The Atlas E and F were phased out of use as operational ICBMs in 1965 and replaced by the hypergolically-fueled Titan II. Decommissioned Atlas missiles were then used for military satellite launches from Vandenberg AFB well into the 1990s, sometimes with solid-fueled upper stages, sometimes not. These Atlases should be not be confused with the Atlas H which flew five times during the 1980s and was a standard Atlas SLV-3 (descendant of the original Atlas D) flown with solid upper stages.

During 1962–74, the Air Force conducted many dozens of test flights of reentry vehicles and Nike/Zeus target missiles. Most of these were on Atlas D or F missiles, however six of them used Atlas Es. After 1964, only three Atlas Es were flown during the remainder of the 1960s, all of them successful ABRES tests in 1968. No Atlas Es were launched between 1969 and 1979.

==1980–95==
On December 9, 1980, Missile 68E was used to launch a NOSS ELINT satellite from VABF's SLC-3W. Shortly before staging, the B-1 engine shut down, causing the booster to perform a 180-degree loop and plummet back towards Earth. The Range Safety destruct command was sent, resulting in a high-altitude explosion. The failure was attributed to corrosion in a piece of ducting that resulted in loss of lubricant to the B-1 turbopump. The ducting in the Atlas could have been easily replaced, but the Air Force elected not to do so on the grounds that the Space Shuttle would be replacing expendable launch vehicles soon. In addition, the converted Atlas missiles still had various ICBM hardware features which were unnecessary for space launches and added more complexity and failure points. These included attachment ducts so that the lubricant oil tank could be mounted either horizontally or vertically during preparation for a silo launch. As a result of the postflight investigation for Atlas 68E, it was decided to inspect all existing launch vehicles for corroded plumbing and also remove unneeded ICBM hardware.

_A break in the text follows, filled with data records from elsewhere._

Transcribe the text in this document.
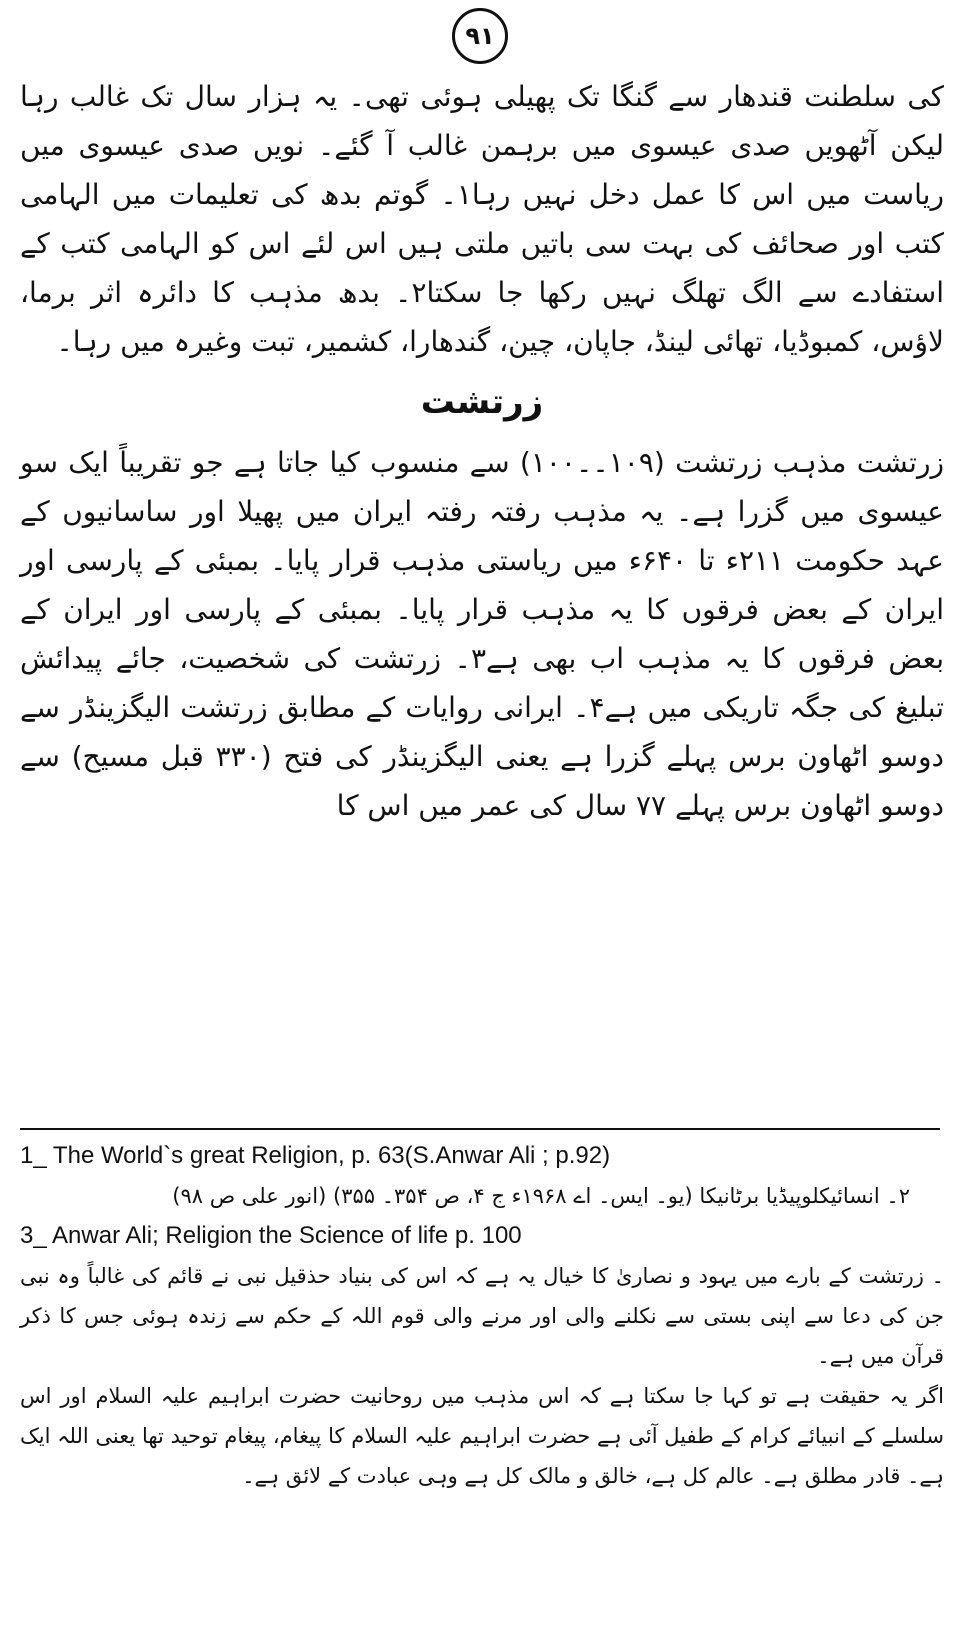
۹۱

کی سلطنت قندھار سے گنگا تک پھیلی ہوئی تھی۔ یہ ہزار سال تک غالب رہا لیکن آٹھویں صدی عیسوی میں برہمن غالب آ گئے۔ نویں صدی عیسوی میں ریاست میں اس کا عمل دخل نہیں رہا۱۔ گوتم بدھ کی تعلیمات میں الہامی کتب اور صحائف کی بہت سی باتیں ملتی ہیں اس لئے اس کو الہامی کتب کے استفادے سے الگ تھلگ نہیں رکھا جا سکتا۲۔ بدھ مذہب کا دائرہ اثر برما، لاؤس، کمبوڈیا، تھائی لینڈ، جاپان، چین، گندھارا، کشمیر، تبت وغیرہ میں رہا۔

زرتشت

زرتشت مذہب زرتشت (۱۰۹۔۔۱۰۰) سے منسوب کیا جاتا ہے جو تقریباً ایک سو عیسوی میں گزرا ہے۔ یہ مذہب رفتہ رفتہ ایران میں پھیلا اور ساسانیوں کے عہد حکومت ۲۱۱ء تا ۶۴۰ء میں ریاستی مذہب قرار پایا۔ بمبئی کے پارسی اور ایران کے بعض فرقوں کا یہ مذہب قرار پایا۔ بمبئی کے پارسی اور ایران کے بعض فرقوں کا یہ مذہب اب بھی ہے۳۔ زرتشت کی شخصیت، جائے پیدائش تبلیغ کی جگہ تاریکی میں ہے۴۔ ایرانی روایات کے مطابق زرتشت الیگزینڈر سے دوسو اٹھاون برس پہلے گزرا ہے یعنی الیگزینڈر کی فتح (۳۳۰ قبل مسیح) سے دوسو اٹھاون برس پہلے ۷۷ سال کی عمر میں اس کا

1_ The World`s great Religion, p. 63(S.Anwar Ali ; p.92)

۲۔ انسائیکلوپیڈیا برٹانیکا (یو۔ ایس۔ اے ۱۹۶۸ء ج ۴، ص ۳۵۴۔ ۳۵۵) (انور علی ص ۹۸)

3_ Anwar Ali; Religion the Science of life p. 100

۔ زرتشت کے بارے میں یہود و نصاریٰ کا خیال یہ ہے کہ اس کی بنیاد حذقیل نبی نے قائم کی غالباً وہ نبی جن کی دعا سے اپنی بستی سے نکلنے والی اور مرنے والی قوم اللہ کے حکم سے زندہ ہوئی جس کا ذکر قرآن میں ہے۔

اگر یہ حقیقت ہے تو کہا جا سکتا ہے کہ اس مذہب میں روحانیت حضرت ابراہیم علیہ السلام اور اس سلسلے کے انبیائے کرام کے طفیل آئی ہے حضرت ابراہیم علیہ السلام کا پیغام، پیغام توحید تھا یعنی اللہ ایک ہے۔ قادر مطلق ہے۔ عالم کل ہے، خالق و مالک کل ہے وہی عبادت کے لائق ہے۔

The last-ever failure of an Atlas caused by the booster itself, as opposed to the upper stages or other external factors, was an attempted launch of the military GPS satellite Navstar 7 on December 19, 1981, using Missile 76E. The B-2 engine shut down seconds after liftoff, causing the Atlas to pitch over and nosedive into the ground. The Range Safety officer sent the destruct command moments before impact, leaving a burnt crater only a few hundred feet from Launch Complex SLC3E. Investigation of the booster debris quickly pinpointed the cause of the problem; a botched repair job on a metal O-ring that caused sealant to plug up ventilation holes in the gas generator, which overpressurized and ruptured shortly after ignition. Escaping flames then burned through a LOX feed line, cutting off the flow of oxidizer to the gas generator and causing B-2 engine shutdown.

On September 17, 1986, Atlas 52E successfully launched NOAA-G, a weather satellite for the National Oceanic and Atmospheric Administration. The launch had been intended for the summer of 1985, but was delayed by more than a year due to endless technical problems and the need to use the Atlas pads at VAFB for DoD launches. After a frustrating series of problems with the Atlas's LOX tank and the booster turbopumps, liftoff took place at 7:52 AM PST. The launch went perfectly and inserted the weather satellite into a 507 × 493 mi orbit; it was considered a "huge relief" after a year of multiple disasters for the US space program, and it orbited a badly needed satellite after the loss of GOES-G four months earlier.

The final Atlas E launch (Missile 45E launched on March 24, 1995) successfully carried a weather satellite aloft for the Air Force. A total of 64 Atlas Es were launched between 1960 and 1995, thirty of them being space launches. Sixteen launches failed.